Whatever field you happen to be in, email is likely an important tool for you. But what if your email could become your own “micro CRM” tool? You can think of ContactMe as your own personal version of Salesforce, allowing you to import contacts, assign tasks to them and keep a running track of communication or actions with them.
We’ve covered some other options, in the past, that allowed similar function. What sets ContactMe apart are a few things. First off, it’s not managed from within your email, so there’s no additional plugins or formatting to change the feel like with ActiveInbox. It’s considerably more robust than Boomerang, which will let you send and receive email when you need it (though it’s worth noting that Boomerang in conjunction with ContactMe is a beautiful thing). It’s also more integrated into your actions than something along the lines of Tom’s Planner, which is great but not especially email-centered.

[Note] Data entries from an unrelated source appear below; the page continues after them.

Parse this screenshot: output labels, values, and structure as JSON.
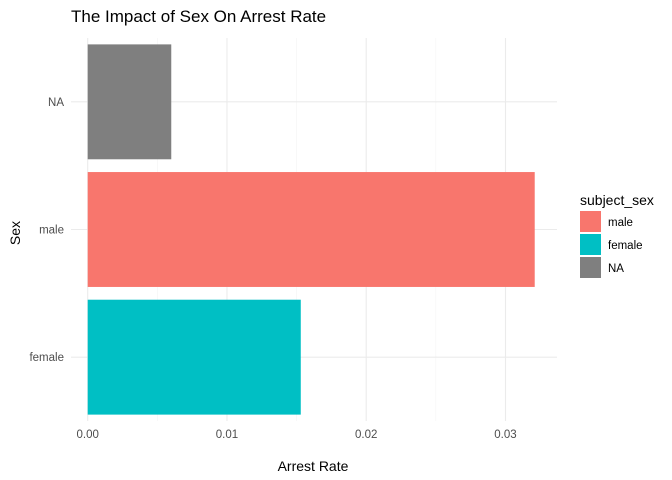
{
  "chart_data": {
    "type": "bar",
    "orientation": "horizontal",
    "title": "The Impact of Sex On Arrest Rate",
    "xlabel": "Arrest Rate",
    "ylabel": "Sex",
    "categories": [
      "female",
      "male",
      "NA"
    ],
    "values": [
      0.0153,
      0.0321,
      0.006
    ],
    "bar_colors": [
      "#00BFC4",
      "#F8766D",
      "#7F7F7F"
    ],
    "xlim": [
      -0.0012,
      0.0337
    ],
    "xticks": [
      0.0,
      0.01,
      0.02,
      0.03
    ],
    "xtick_labels": [
      "0.00",
      "0.01",
      "0.02",
      "0.03"
    ],
    "grid": true,
    "legend": {
      "title": "subject_sex",
      "placement": "right",
      "items": [
        {
          "label": "male",
          "color": "#F8766D"
        },
        {
          "label": "female",
          "color": "#00BFC4"
        },
        {
          "label": "NA",
          "color": "#7F7F7F"
        }
      ]
    }
  }
}
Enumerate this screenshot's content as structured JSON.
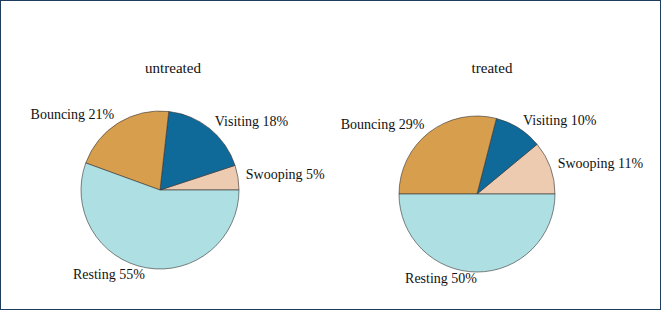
{
  "chart_data": [
    {
      "type": "pie",
      "title": "untreated",
      "categories": [
        "Swooping",
        "Visiting",
        "Bouncing",
        "Resting"
      ],
      "values": [
        5,
        18,
        21,
        55
      ],
      "value_labels": [
        "5%",
        "18%",
        "21%",
        "55%"
      ],
      "colors": [
        "#eccbb0",
        "#0f6a9a",
        "#d69e4d",
        "#aedfe2"
      ],
      "data_labels": true
    },
    {
      "type": "pie",
      "title": "treated",
      "categories": [
        "Swooping",
        "Visiting",
        "Bouncing",
        "Resting"
      ],
      "values": [
        11,
        10,
        29,
        50
      ],
      "value_labels": [
        "11%",
        "10%",
        "29%",
        "50%"
      ],
      "colors": [
        "#eccbb0",
        "#0f6a9a",
        "#d69e4d",
        "#aedfe2"
      ],
      "data_labels": true
    }
  ]
}
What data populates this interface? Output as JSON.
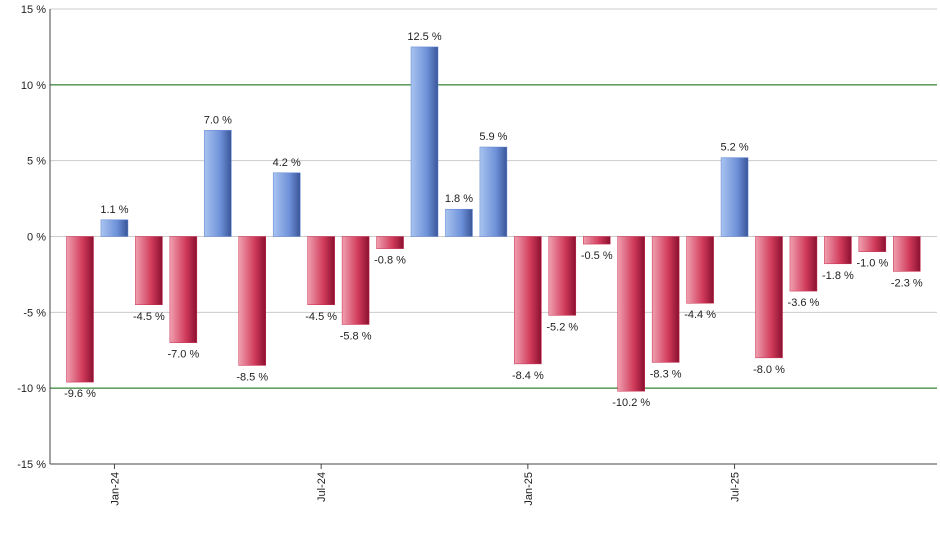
{
  "chart_data": {
    "type": "bar",
    "categories": [
      null,
      "Jan-24",
      null,
      null,
      null,
      null,
      null,
      "Jul-24",
      null,
      null,
      null,
      null,
      null,
      "Jan-25",
      null,
      null,
      null,
      null,
      null,
      "Jul-25",
      null,
      null,
      null,
      null,
      null
    ],
    "values": [
      -9.6,
      1.1,
      -4.5,
      -7.0,
      7.0,
      -8.5,
      4.2,
      -4.5,
      -5.8,
      -0.8,
      12.5,
      1.8,
      5.9,
      -8.4,
      -5.2,
      -0.5,
      -10.2,
      -8.3,
      -4.4,
      5.2,
      -8.0,
      -3.6,
      -1.8,
      -1.0,
      -2.3
    ],
    "value_labels": [
      "-9.6 %",
      "1.1 %",
      "-4.5 %",
      "-7.0 %",
      "7.0 %",
      "-8.5 %",
      "4.2 %",
      "-4.5 %",
      "-5.8 %",
      "-0.8 %",
      "12.5 %",
      "1.8 %",
      "5.9 %",
      "-8.4 %",
      "-5.2 %",
      "-0.5 %",
      "-10.2 %",
      "-8.3 %",
      "-4.4 %",
      "5.2 %",
      "-8.0 %",
      "-3.6 %",
      "-1.8 %",
      "-1.0 %",
      "-2.3 %"
    ],
    "positive_color": "#5a82d2",
    "negative_color": "#c8284a",
    "ylim": [
      -15,
      15
    ],
    "yticks": [
      {
        "value": -15,
        "label": "-15 %"
      },
      {
        "value": -10,
        "label": "-10 %"
      },
      {
        "value": -5,
        "label": "-5 %"
      },
      {
        "value": 0,
        "label": "0 %"
      },
      {
        "value": 5,
        "label": "5 %"
      },
      {
        "value": 10,
        "label": "10 %"
      },
      {
        "value": 15,
        "label": "15 %"
      }
    ],
    "grid": true,
    "grid_colors": [
      "#cccccc",
      "#006600",
      "#cccccc",
      "#cccccc",
      "#cccccc",
      "#006600",
      "#cccccc"
    ]
  }
}
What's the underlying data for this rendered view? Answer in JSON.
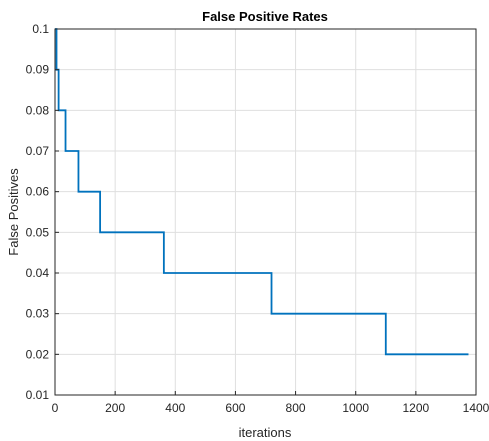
{
  "chart_data": {
    "type": "line",
    "title": "False Positive Rates",
    "xlabel": "iterations",
    "ylabel": "False Positives",
    "xlim": [
      0,
      1400
    ],
    "ylim": [
      0.01,
      0.1
    ],
    "xticks": [
      "0",
      "200",
      "400",
      "600",
      "800",
      "1000",
      "1200",
      "1400"
    ],
    "yticks": [
      "0.01",
      "0.02",
      "0.03",
      "0.04",
      "0.05",
      "0.06",
      "0.07",
      "0.08",
      "0.09",
      "0.1"
    ],
    "grid": true,
    "line_color": "#0072BD",
    "step": true,
    "series": [
      {
        "x": [
          0,
          5,
          12,
          35,
          78,
          150,
          362,
          720,
          1100,
          1375
        ],
        "y": [
          0.1,
          0.09,
          0.08,
          0.07,
          0.06,
          0.05,
          0.04,
          0.03,
          0.02,
          0.02
        ]
      }
    ]
  }
}
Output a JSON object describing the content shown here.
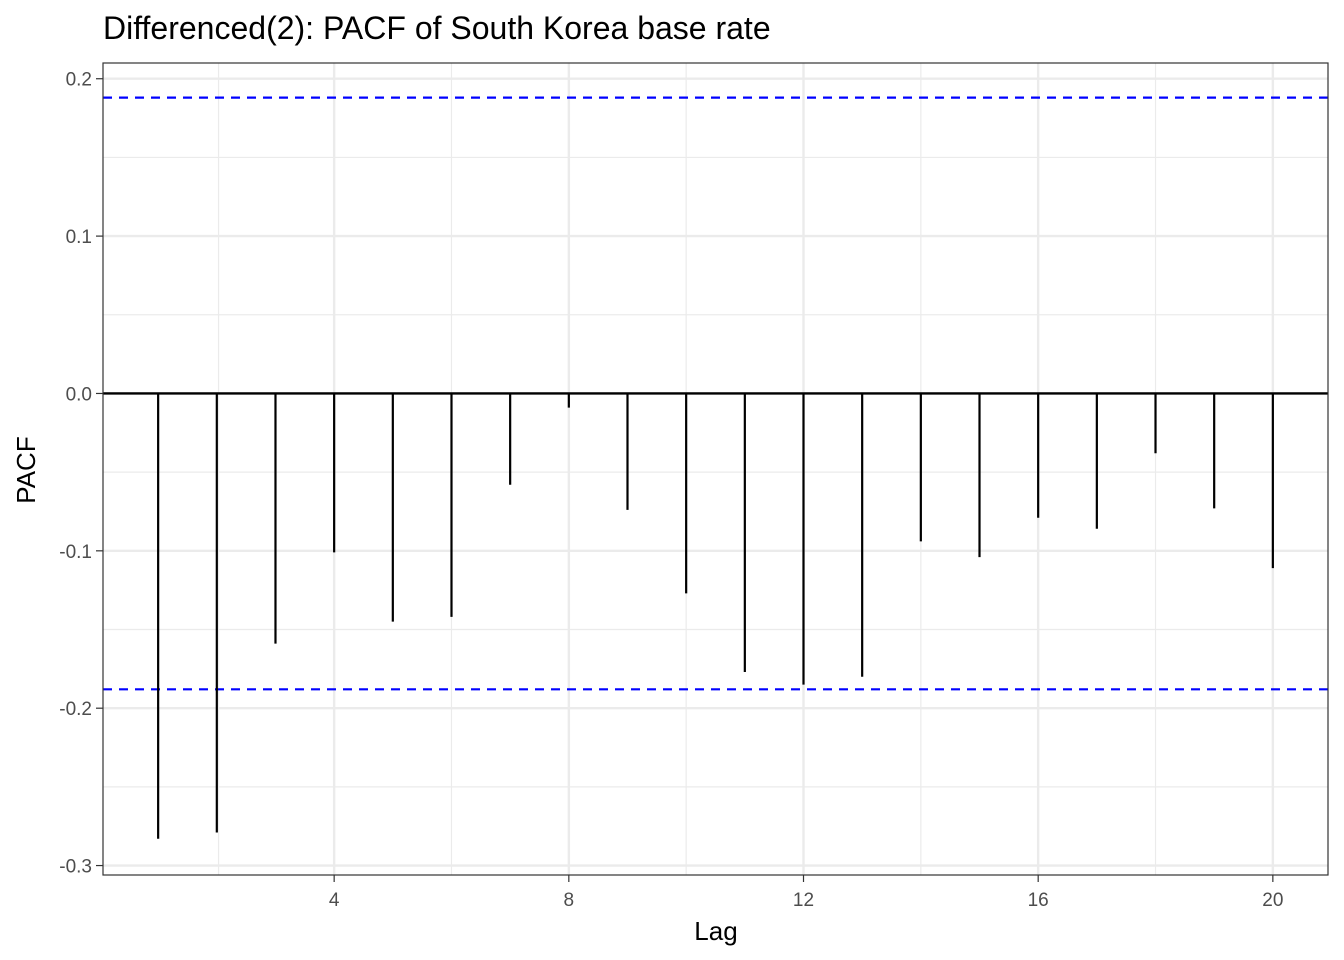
{
  "chart_data": {
    "type": "bar",
    "title": "Differenced(2): PACF of South Korea base rate",
    "xlabel": "Lag",
    "ylabel": "PACF",
    "x": [
      1,
      2,
      3,
      4,
      5,
      6,
      7,
      8,
      9,
      10,
      11,
      12,
      13,
      14,
      15,
      16,
      17,
      18,
      19,
      20
    ],
    "values": [
      -0.283,
      -0.279,
      -0.159,
      -0.101,
      -0.145,
      -0.142,
      -0.058,
      -0.009,
      -0.074,
      -0.127,
      -0.177,
      -0.185,
      -0.18,
      -0.094,
      -0.104,
      -0.079,
      -0.086,
      -0.038,
      -0.073,
      -0.111
    ],
    "xlim": [
      0.06,
      20.94
    ],
    "ylim": [
      -0.306,
      0.21
    ],
    "xticks": [
      4,
      8,
      12,
      16,
      20
    ],
    "xtick_labels": [
      "4",
      "8",
      "12",
      "16",
      "20"
    ],
    "yticks": [
      -0.3,
      -0.2,
      -0.1,
      0.0,
      0.1,
      0.2
    ],
    "ytick_labels": [
      "-0.3",
      "-0.2",
      "-0.1",
      "0.0",
      "0.1",
      "0.2"
    ],
    "confidence_bounds": [
      0.188,
      -0.188
    ],
    "grid": true,
    "colors": {
      "bars": "#000000",
      "confidence": "#0000ff",
      "zero_line": "#000000",
      "grid": "#ebebeb",
      "panel_border": "#333333"
    }
  }
}
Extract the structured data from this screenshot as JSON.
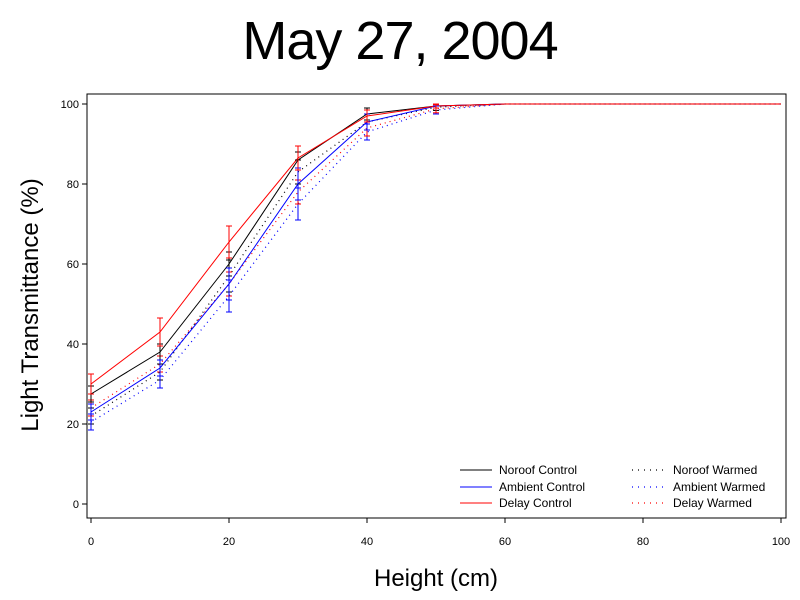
{
  "chart_data": {
    "type": "line",
    "title": "May 27, 2004",
    "xlabel": "Height (cm)",
    "ylabel": "Light Transmittance (%)",
    "xlim": [
      0,
      100
    ],
    "ylim": [
      0,
      100
    ],
    "xticks": [
      "0",
      "20",
      "40",
      "60",
      "80",
      "100"
    ],
    "yticks": [
      "0",
      "20",
      "40",
      "60",
      "80",
      "100"
    ],
    "grid": false,
    "legend_position": "bottom-right",
    "x": [
      0,
      10,
      20,
      30,
      40,
      50,
      60,
      70,
      80,
      90,
      100
    ],
    "series": [
      {
        "name": "Noroof Control",
        "color": "#000000",
        "style": "solid",
        "values": [
          27.5,
          38,
          60,
          86,
          97.5,
          99.5,
          100,
          100,
          100,
          100,
          100
        ],
        "error": [
          2,
          2,
          3,
          2,
          1.5,
          0.5,
          0,
          0,
          0,
          0,
          0
        ]
      },
      {
        "name": "Ambient Control",
        "color": "#0000ff",
        "style": "solid",
        "values": [
          23,
          34,
          55,
          80,
          95.5,
          99.5,
          100,
          100,
          100,
          100,
          100
        ],
        "error": [
          2,
          2,
          4,
          4,
          2,
          0.5,
          0,
          0,
          0,
          0,
          0
        ]
      },
      {
        "name": "Delay Control",
        "color": "#ff0000",
        "style": "solid",
        "values": [
          30,
          43,
          65.5,
          86.5,
          97,
          99.5,
          100,
          100,
          100,
          100,
          100
        ],
        "error": [
          2.5,
          3.5,
          4,
          3,
          1.5,
          0.5,
          0,
          0,
          0,
          0,
          0
        ]
      },
      {
        "name": "Noroof Warmed",
        "color": "#000000",
        "style": "dotted",
        "values": [
          22,
          33,
          57,
          83,
          95.5,
          99.2,
          100,
          100,
          100,
          100,
          100
        ],
        "error": [
          2,
          2,
          4,
          3,
          2,
          0.8,
          0,
          0,
          0,
          0,
          0
        ]
      },
      {
        "name": "Ambient Warmed",
        "color": "#0000ff",
        "style": "dotted",
        "values": [
          20.5,
          31,
          52,
          75,
          93,
          98.5,
          100,
          100,
          100,
          100,
          100
        ],
        "error": [
          2,
          2,
          4,
          4,
          2,
          1,
          0,
          0,
          0,
          0,
          0
        ]
      },
      {
        "name": "Delay Warmed",
        "color": "#ff0000",
        "style": "dotted",
        "values": [
          24,
          35,
          55,
          78,
          94,
          98.8,
          100,
          100,
          100,
          100,
          100
        ],
        "error": [
          2,
          2,
          3,
          3,
          2,
          1,
          0,
          0,
          0,
          0,
          0
        ]
      }
    ]
  }
}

Need some more explanation? Have a video, then we’ll talk:
Granted, there is a lot of stuff that can be done in ContactMe. It can be a bit daunting on first start. Fortunately, there’s a friendly section for things that ContactMe suggests you do. Walking through this section will start you off nicely. You’ll start off by importing your contacts, which is available from 6 major services. If your services isn’t listed, you can import via CSV or add your contacts manually.
I went through, imported my contacts and then added some tasks to them. The interface is extremely simple, but has some real in-depth features for project management as well. You can set dates, priorities, stages and nearly everything else you’d want out of basic contact management. What’s really slick, though, is the CC: ability in email where anything you correspond with your contact can be sent into your ContactMe as well.
Oh, and then there’s the fact that you can do a feature-rich contact box right on your own website, regardless of what one you’re using. Working on Craigslist? Covered. Blogger? Done. Your personal site? Easy. It’s a small snippet of code that, once pasted, provides a ContactMe form right on your site where people can contact you directly and also be copied directly into your ContactMe web interface.
To say that ContactMe is robust is an understatement. Full contact management, plus the ability to import your calendar, set up tasks and then run reports is beyond useful. We’re also told that ContactMe is adding an agenda feature in the next few days, and has some more unnamed improvements coming on a fast release schedule.
Here’s the rub: ContactMe comes with a price tag, as most great applications do. There’s a 31 day free trial, though, so you should have plenty of time to find out if it’s valuable to you. After that, you’ll need to pay $89 per year. Our take? That’s an absolute steal for something as powerful as ContactMe.